Ce niveau élevé de résistance est très préoccupant. De multiples facteurs ont conduits à cette situation. A commencer par le manque de nouveaux antibiotiques. La résistance bactérienne était un phénomène connu dès le début de l’utilisation massive des antibiotiques après la seconde guerre mondiale, mais il n'inquiétait personne car de nouvelles molécules étaient découvertes très régulièrement. Si la résistance aux antibiotiques anciens augmentait, les nouvelles molécules permettaient de conserver une avance thérapeutique.Mais depuis la fin des années 1980, les laboratoires pharmaceutiques se sont progressivement désintéressés de la recherche sur les antibiotiques (dont le retour sur investissement n'est plus suffisant). Les bactéries en ont profité pour consolider leur résistance, contre laquelle des molécules, aujourd’hui vieillissantes, se révèlent trop faibles. Dans ce contexte, les actions entreprises pour parvenir à une juste utilisation des antibiotiques, pour prévenir le développement des résistances bactériennes et pour promouvoir le développement de nouvelles substances, sont des priorités de santé publique.

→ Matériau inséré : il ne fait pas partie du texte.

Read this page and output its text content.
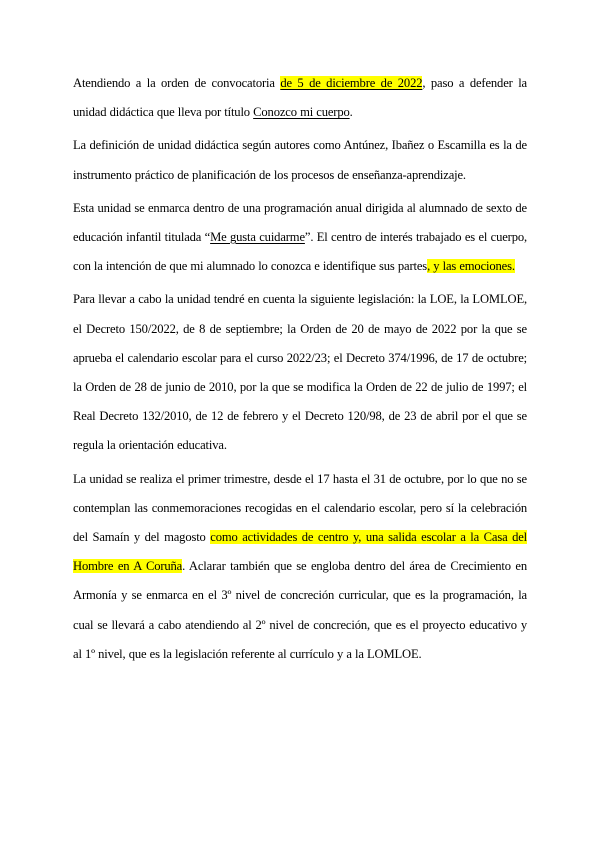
Atendiendo a la orden de convocatoria de 5 de diciembre de 2022, paso a defender la unidad didáctica que lleva por título Conozco mi cuerpo.

La definición de unidad didáctica según autores como Antúnez, Ibañez o Escamilla es la de instrumento práctico de planificación de los procesos de enseñanza-aprendizaje.

Esta unidad se enmarca dentro de una programación anual dirigida al alumnado de sexto de educación infantil titulada “Me gusta cuidarme”. El centro de interés trabajado es el cuerpo, con la intención de que mi alumnado lo conozca e identifique sus partes, y las emociones.

Para llevar a cabo la unidad tendré en cuenta la siguiente legislación: la LOE, la LOMLOE, el Decreto 150/2022, de 8 de septiembre; la Orden de 20 de mayo de 2022 por la que se aprueba el calendario escolar para el curso 2022/23; el Decreto 374/1996, de 17 de octubre; la Orden de 28 de junio de 2010, por la que se modifica la Orden de 22 de julio de 1997; el Real Decreto 132/2010, de 12 de febrero y el Decreto 120/98, de 23 de abril por el que se regula la orientación educativa.

La unidad se realiza el primer trimestre, desde el 17 hasta el 31 de octubre, por lo que no se contemplan las conmemoraciones recogidas en el calendario escolar, pero sí la celebración del Samaín y del magosto como actividades de centro y, una salida escolar a la Casa del Hombre en A Coruña. Aclarar también que se engloba dentro del área de Crecimiento en Armonía y se enmarca en el 3º nivel de concreción curricular, que es la programación, la cual se llevará a cabo atendiendo al 2º nivel de concreción, que es el proyecto educativo y al 1º nivel, que es la legislación referente al currículo y a la LOMLOE.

 « Il est impératif de communiquer davantage sur le bon usage des antibiotiques, de rappeler qu’on ne doit pas utiliser ceux qui traînent dans l'armoire à pharmacie et qu'il faut poursuivre le traitement prescrit jusqu'à son terme. » souligne Caroline Semaille, directrice des médicaments dans le domaine des maladies infectieuses à l'Agence national de sécurité du médicament et des produits de santé (ANSM).
D’autres mesures sont envisagées, qui concernent plus particulièrement médecins et patients : délivrer des antibiotiques à l'unité, limiter la durée des prescriptions, réserver certains antibiotiques aux cas de dernier recours ou encore développer des ordonnances spécifiques…
La mise au point de tests de diagnostic rapides pourrait également aider les praticiens, surtout en ville, à déterminer l'origine virale ou bactérienne d'une infection. Pour l'heure, ce type de test n'existe que pour les angines. Dans le même ordre d'idée, des antibiogrammes rapides permettraient de cibler les molécules efficaces pour une infection donnée.